Aurelio felt a chill that had nothing to do with the evening air. You have the sight. Giovanni knew. He had always known.
As they turned to ready their horses, a frantic shout came from the gate. A scout stumbled in, his face pale. "Commander! Riders approaching! Flying no colors! They move… wrong. Too fluid. Too quiet."
From the darkening pass, a dozen riders emerged. They were clad in black, featureless armor, and they moved with a synchronized, unhurried grace that was utterly inhuman. At their head was a tall figure who raised a hand, halting the company without a sound.
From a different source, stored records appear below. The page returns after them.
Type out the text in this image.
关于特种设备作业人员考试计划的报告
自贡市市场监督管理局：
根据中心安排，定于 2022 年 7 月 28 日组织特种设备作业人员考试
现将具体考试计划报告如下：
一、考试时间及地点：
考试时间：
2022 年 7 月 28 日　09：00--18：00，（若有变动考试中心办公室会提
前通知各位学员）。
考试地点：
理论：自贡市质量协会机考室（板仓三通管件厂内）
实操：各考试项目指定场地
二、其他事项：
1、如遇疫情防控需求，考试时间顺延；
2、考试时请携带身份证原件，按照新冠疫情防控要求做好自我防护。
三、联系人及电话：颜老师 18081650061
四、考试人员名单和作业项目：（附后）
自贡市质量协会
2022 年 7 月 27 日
The figure removed its helmet.
The face was Cecilia's. But her eyes, once warm, now held the same vacant, ghost-light sheen as the physician who had attacked Charlotte. And when she spoke, her voice was a chilling harmony of her own and something else, something ancient and cold.
It was a voice that knew the Echoes, that swam in them.
"I am the Daughter of Fire and Shadow," the thing wearing Cecilia's face said, its gaze sweeping over the stunned soldiers before locking directly on Aurelio. "And I have come for the one who hears the whispers of the dead."